My sweet dog Bonnie, who I never played with enough and Mom, designated enemy of all smelly animals (yet who can be found, on not-so-rare occasions, petting said smelly animals. If she thinks no one is watching.),

Mom, yelling at my friend and me when we fed Bonnie colored Bandaids just to see if she would throw them up the same color. A childish lesson learned. Then, several years after, Bonnie getting a rapid tumor and needing to be put down. Mom and Dad picking me up after school and letting me be there to bury her, but not to see her sweet life come to an end.

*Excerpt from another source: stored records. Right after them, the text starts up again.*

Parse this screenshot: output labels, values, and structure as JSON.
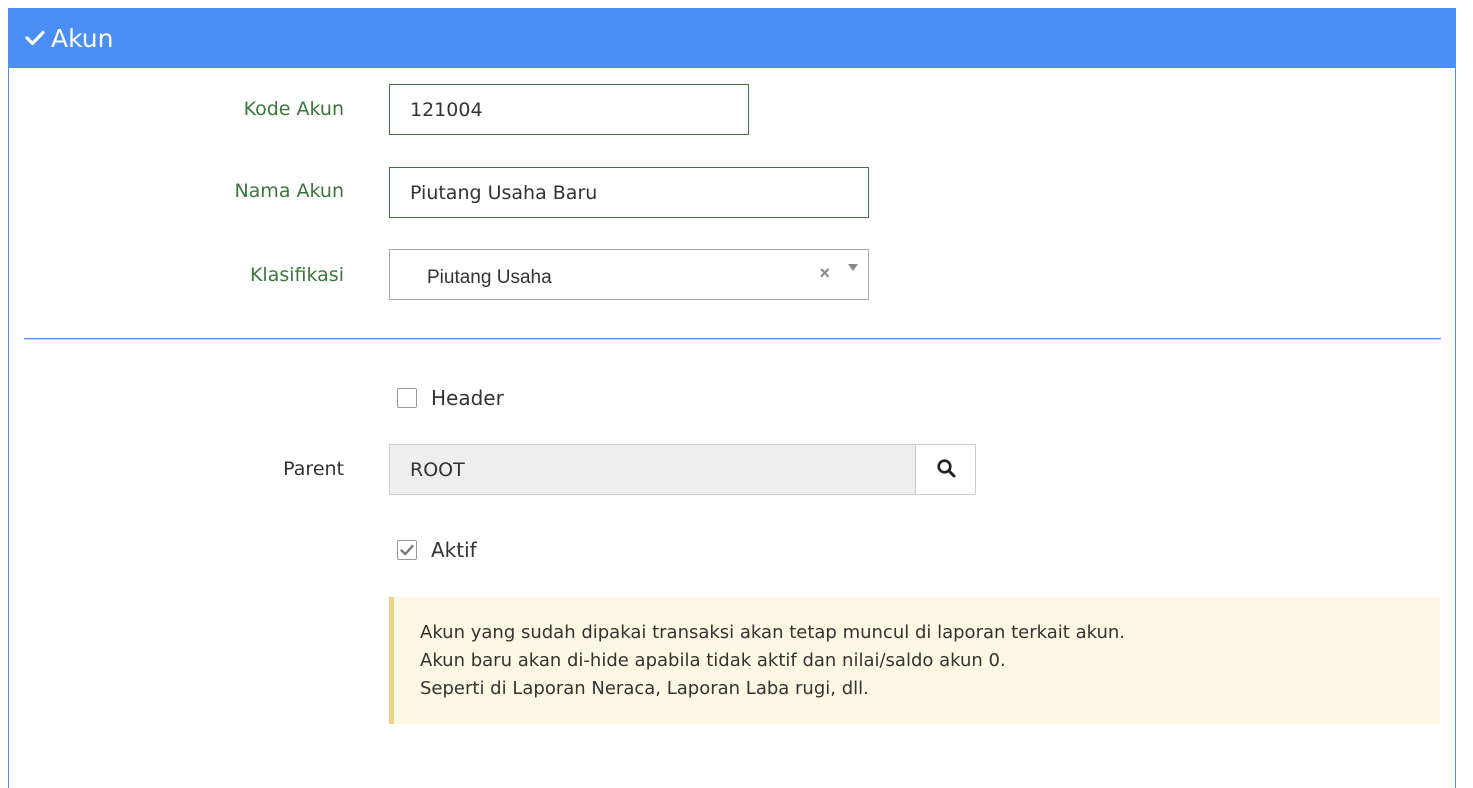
{
  "panel": {
    "title": "Akun"
  },
  "form": {
    "kode_akun": {
      "label": "Kode Akun",
      "value": "121004"
    },
    "nama_akun": {
      "label": "Nama Akun",
      "value": "Piutang Usaha Baru"
    },
    "klasifikasi": {
      "label": "Klasifikasi",
      "selected": "Piutang Usaha",
      "clear_symbol": "×"
    },
    "header_checkbox": {
      "label": "Header",
      "checked": false
    },
    "parent": {
      "label": "Parent",
      "value": "ROOT"
    },
    "aktif_checkbox": {
      "label": "Aktif",
      "checked": true
    }
  },
  "alert": {
    "lines": [
      "Akun yang sudah dipakai transaksi akan tetap muncul di laporan terkait akun.",
      "Akun baru akan di-hide apabila tidak aktif dan nilai/saldo akun 0.",
      "Seperti di Laporan Neraca, Laporan Laba rugi, dll."
    ]
  },
  "colors": {
    "header_bg": "#4b8ef5",
    "label_green": "#3c763d",
    "alert_bg": "#fcf8e3",
    "alert_border": "#f0d08a"
  },
  "icons": {
    "header": "check-icon",
    "parent_lookup": "search-icon",
    "aktif_check": "checkmark-icon"
  }
}
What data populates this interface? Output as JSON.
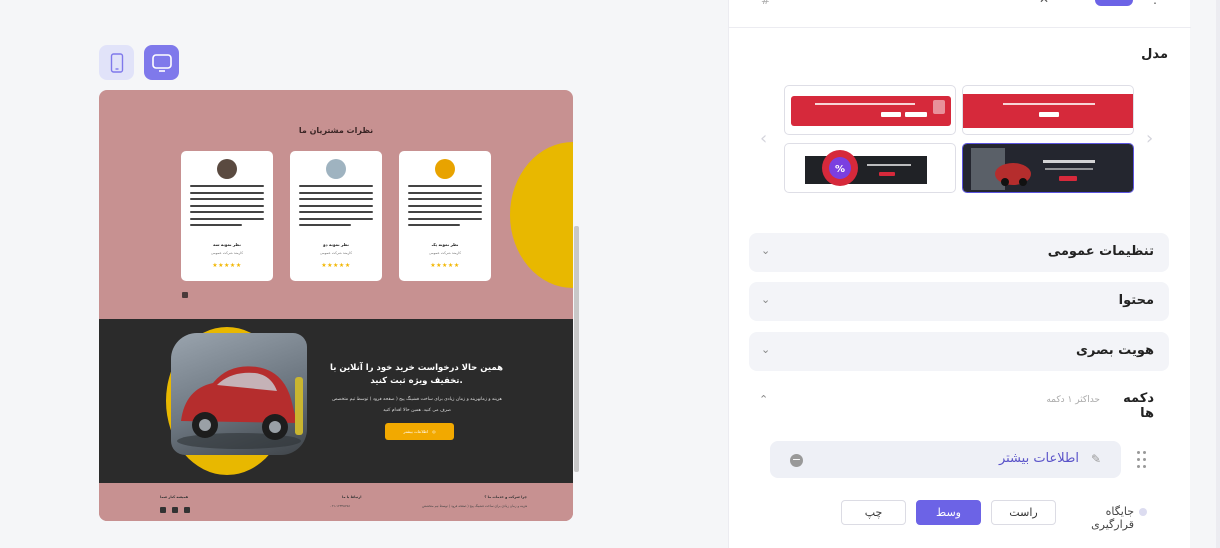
{
  "preview": {
    "testimonials": {
      "title": "نظرات مشتریان ما",
      "cards": [
        {
          "name": "نظر نمونه یک",
          "role": "کارمند شرکت عمومی",
          "stars": "★★★★★"
        },
        {
          "name": "نظر نمونه دو",
          "role": "کارمند شرکت عمومی",
          "stars": "★★★★★"
        },
        {
          "name": "نظر نمونه سه",
          "role": "کارمند شرکت عمومی",
          "stars": "★★★★★"
        }
      ]
    },
    "promo": {
      "title": "همین حالا درخواست خرید خود را آنلاین با تخفیف ویژه ثبت کنید.",
      "text": "هزینه و زمانهزینه و زمان زیادی برای ساخت فشینگ پیج ( صفحه فرود ) توسط تیم متخصص صرف می کنید. همین حالا اقدام کنید",
      "button": "اطلاعات بیشتر"
    },
    "footer": {
      "col1_title": "چرا شرکت و خدمات ما ؟",
      "col1_text": "هزینه و زمان زیادی برای ساخت فشینگ پیج ( صفحه فرود ) توسط تیم متخصص",
      "col2_title": "ارتباط با ما",
      "col2_text": "۰۲۱-۱۲۳۴۵۶۷۸",
      "col3_title": "همیشه کنار شما"
    }
  },
  "panel": {
    "model_label": "مدل",
    "accordions": [
      {
        "label": "تنظیمات عمومی"
      },
      {
        "label": "محتوا"
      },
      {
        "label": "هویت بصری"
      }
    ],
    "buttons_section": {
      "title": "دکمه ها",
      "subtitle": "حداکثر ۱ دکمه",
      "item_label": "اطلاعات بیشتر"
    },
    "position": {
      "label": "جایگاه قرارگیری",
      "options": [
        "راست",
        "وسط",
        "چپ"
      ],
      "selected": "وسط"
    }
  },
  "colors": {
    "accent": "#6c63e6",
    "preview_pink": "#c79191",
    "preview_dark": "#2b2b2b",
    "preview_yellow": "#e8b800"
  }
}
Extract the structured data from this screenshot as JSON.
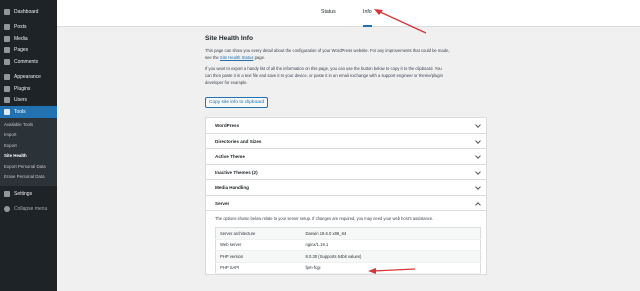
{
  "sidebar": {
    "items": [
      {
        "label": "Dashboard",
        "icon": "dashboard-icon"
      },
      {
        "label": "Posts",
        "icon": "pin-icon"
      },
      {
        "label": "Media",
        "icon": "media-icon"
      },
      {
        "label": "Pages",
        "icon": "page-icon"
      },
      {
        "label": "Comments",
        "icon": "comment-icon"
      },
      {
        "label": "Appearance",
        "icon": "brush-icon"
      },
      {
        "label": "Plugins",
        "icon": "plugin-icon"
      },
      {
        "label": "Users",
        "icon": "users-icon"
      },
      {
        "label": "Tools",
        "icon": "wrench-icon"
      }
    ],
    "submenu": [
      "Available Tools",
      "Import",
      "Export",
      "Site Health",
      "Export Personal Data",
      "Erase Personal Data"
    ],
    "after": [
      {
        "label": "Settings",
        "icon": "settings-icon"
      },
      {
        "label": "Collapse menu",
        "icon": "collapse-icon"
      }
    ]
  },
  "header": {
    "tabs": [
      "Status",
      "Info"
    ],
    "active_tab": "Info"
  },
  "main": {
    "title": "Site Health Info",
    "desc1": "This page can show you every detail about the configuration of your WordPress website. For any improvements that could be made,",
    "desc1b_pre": "see the ",
    "desc1b_link": "Site Health Status",
    "desc1b_post": " page.",
    "desc2a": "If you want to export a handy list of all the information on this page, you can use the button below to copy it to the clipboard. You",
    "desc2b": "can then paste it in a text file and save it to your device, or paste it in an email exchange with a support engineer or theme/plugin",
    "desc2c": "developer for example.",
    "copy_button": "Copy site info to clipboard"
  },
  "accordion": {
    "sections": [
      "WordPress",
      "Directories and Sizes",
      "Active Theme",
      "Inactive Themes (2)",
      "Media Handling",
      "Server"
    ],
    "server_desc": "The options shown below relate to your server setup. If changes are required, you may need your web host's assistance.",
    "rows": [
      {
        "key": "Server architecture",
        "value": "Darwin 19.6.0 x86_64"
      },
      {
        "key": "Web server",
        "value": "nginx/1.19.1"
      },
      {
        "key": "PHP version",
        "value": "8.0.30 (Supports 64bit values)"
      },
      {
        "key": "PHP SAPI",
        "value": "fpm-fcgi"
      }
    ]
  },
  "colors": {
    "sidebar": "#1d2327",
    "accent": "#2271b1",
    "arrow": "#d63638"
  }
}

Buster, the world's most charming yet bumbling Beagle, and his puppy battles with a disgruntled, cursing hair-tearing-out Dad.

Actually, Dad and his many battles with our various dogs throughout histories. Who knows, the number of cords chewed, socks taken prisoner (only Dad's, might I add), holes dug, boats destroyed. Yes, we had an evil dog who once disabled Dad's boat, in a mystifying act that convinced us they should've used dogs even more extensively in WWII.

Buster, for all his gentle dopiness, always followed Dad's commands as if he were the pack leader. And, eventually, Buster stopped disobeying (well, as much as his nose and voracious appetite allowed) and turned into the best type of dog, just slightly less destructive. 

But at the end of the day, it was always Dad who took care of the hellhounds the best. Made sure they were fleaproof'd, exercised, taken to the vet, had a warm house to sleep in when winter hit. It was Mom who always had a little snack from our dinner table to sneak to the prowling animals, who always made sure they were fed (just like every one of us). Mom who cared more about my little betta fish than I probably did, always asking if his bowl was clean and that he wasn't starving at my negligent hand. And I recall, with a strange and heavy heart, the few times that it was always Dad to shovel out a grave in a nice, sunny corner of our garden and bury them when they had to leave us.

As for me, I loved them in the most obvious way. I pulled on their ears, spoke to them in baby voices, teased them onto rooftops, begrudgingly scooped their poop, and one time chased Buster through underbrush after he got out. But I hold a few nights for myself, times when I was sad and clung to a warm, soft and patiently sitting body next to me. What started in selfishness, wanting a cute dog or cat, grew into lessons of companionship and responsibility.

So, you'll forgive us our seeming folly each April Fools' Day, when we take to the phones to connect us from our respective points in the country in a gentle, nudging reminder of an inside joke. To laugh, to somewhat darkly prod at the love and affection we feel for the little guys. The ones who snack on the figs that fall from the tree and chase butterflies and grasshoppers, who sleep on our grass under bright, blue skies, paws raised to the air in mock submission.

We make the jest year after year, perhaps in a way to ease the pain of knowing that we will, in all likeliness, outlive the pets we add to our family. The important thing is this: that we live and love each other through them. And, if one of our pets, if one our own really did die, the sorrow is actually tremendous. There may be a phone call, but there will definitely be a gathering to grieve, to surround ourselves in comfort, surround ourselves with each other. As for the sadness? It never disappears, but only diminishes to tiny grief at the remembrance of a dear friend lost.